Why Newfoundland attics need this
Newfoundland and Labrador attics fight a different mix than the rest of Canada. Summer highs in St. John's average around 20°C (68°F), so the heat angle is real but smaller. The bigger story is moisture. St. John's is one of the foggiest cities in North America. Fog and Atlantic humidity push into attics through every soffit and gable opening, year-round. On the coast, salt air comes with it, and within a season cheap steel fasteners are already corroding from the inside out. Attic probes in St. John's and Mount Pearl homes still read 46°C (115°F) on the sunnier July afternoons.
Winter is wind, snow, and freeze-thaw. The Avalon Peninsula gets the full force of Atlantic storms and hurricane remnants from August through October. Snow load builds, then a winter thaw lets meltwater into ice dam ridges along the eaves. Houses in Corner Brook and on the south coast see this pattern every winter.

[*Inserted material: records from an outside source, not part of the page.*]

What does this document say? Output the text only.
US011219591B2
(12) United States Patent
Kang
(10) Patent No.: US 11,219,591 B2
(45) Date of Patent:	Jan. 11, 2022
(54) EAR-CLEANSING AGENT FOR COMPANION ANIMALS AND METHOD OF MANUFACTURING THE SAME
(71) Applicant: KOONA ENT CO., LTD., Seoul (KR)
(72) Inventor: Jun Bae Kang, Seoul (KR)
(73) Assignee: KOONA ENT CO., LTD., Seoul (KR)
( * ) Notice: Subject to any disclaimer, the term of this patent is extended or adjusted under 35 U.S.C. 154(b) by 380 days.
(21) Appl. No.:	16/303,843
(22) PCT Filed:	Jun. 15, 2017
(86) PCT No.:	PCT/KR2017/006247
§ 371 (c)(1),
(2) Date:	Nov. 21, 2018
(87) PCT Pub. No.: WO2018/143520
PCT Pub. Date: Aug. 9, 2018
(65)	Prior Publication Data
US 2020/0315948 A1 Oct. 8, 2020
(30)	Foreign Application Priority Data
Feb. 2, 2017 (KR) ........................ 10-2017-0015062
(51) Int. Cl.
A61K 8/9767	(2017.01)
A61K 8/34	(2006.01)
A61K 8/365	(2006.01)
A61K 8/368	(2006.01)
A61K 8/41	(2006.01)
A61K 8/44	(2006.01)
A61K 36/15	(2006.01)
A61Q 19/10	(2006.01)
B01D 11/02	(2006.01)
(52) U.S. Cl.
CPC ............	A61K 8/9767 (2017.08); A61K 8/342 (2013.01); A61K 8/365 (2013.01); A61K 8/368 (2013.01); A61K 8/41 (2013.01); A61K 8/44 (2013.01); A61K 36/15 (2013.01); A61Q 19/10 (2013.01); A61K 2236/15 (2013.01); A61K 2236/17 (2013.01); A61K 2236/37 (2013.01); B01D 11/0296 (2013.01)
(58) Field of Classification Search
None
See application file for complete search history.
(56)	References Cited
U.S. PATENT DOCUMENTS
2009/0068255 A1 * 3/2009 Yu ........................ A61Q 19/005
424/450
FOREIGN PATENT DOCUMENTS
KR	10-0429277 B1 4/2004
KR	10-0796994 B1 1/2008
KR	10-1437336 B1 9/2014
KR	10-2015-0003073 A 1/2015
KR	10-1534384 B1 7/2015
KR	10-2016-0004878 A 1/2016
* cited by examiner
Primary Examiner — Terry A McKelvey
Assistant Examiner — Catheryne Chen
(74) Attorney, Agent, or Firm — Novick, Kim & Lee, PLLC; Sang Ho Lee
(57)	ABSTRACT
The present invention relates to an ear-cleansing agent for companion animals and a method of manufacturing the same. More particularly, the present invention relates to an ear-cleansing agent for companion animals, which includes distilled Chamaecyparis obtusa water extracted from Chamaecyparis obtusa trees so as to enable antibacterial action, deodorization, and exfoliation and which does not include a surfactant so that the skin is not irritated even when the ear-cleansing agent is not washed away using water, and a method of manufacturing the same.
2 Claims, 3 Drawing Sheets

A solar attic fan handles both jobs. It pulls humid air out before it can condense and feed rot, and it moves the summer heat the deck does manage to absorb.
What we install
One 30W solar attic fan with the panel built into the housing and corrosion-resistant aluminum housing that lives well in salt air. The installer mounts it on the back slope where it stays hidden from the street and sheltered from the prevailing wind, cuts a clean opening, flashes it hard for Nor'easter wind-driven rain, runs a humidistat, and ties it off with stainless hardware. Professional install in a single visit. No electrician, no new circuit, no operating cost added to your bill.
What you'll save
The average Newfoundland and Labrador home uses about 14,500 kWh per year because electric baseboard heat is the dominant heating system. A typical summer power bill in St. John's sits near $130. Owners who install a solar attic fan usually see an 8 to 15 percent drop in summer cooling cost (per U.S. Department of Energy residential cooling-load guidance), but the real payoff here is avoided rot and avoided mold remediation, which runs $4,000 to $10,000 on the Avalon.
The 30 percent U.S. federal Residential Clean Energy Credit does not apply in Canada. Check takeCHARGE, the joint Newfoundland Power and Newfoundland and Labrador Hydro program, for current insulation and ventilation rebates.
Installed by Newfoundland authorized installers
St. John's building stock leans on 1800s and 1900s row houses around Jellybean Row and Quidi Vidi, postwar bungalows across Mount Pearl and Paradise, and newer builds in Conception Bay South. Most older homes have venting that predates modern insulation. Heritage rules across downtown St. John's and Old Mount Pearl can restrict street-facing roof equipment, and back-slope mounting clears them. You pick a date, the installer shows up, and your attic stops holding water.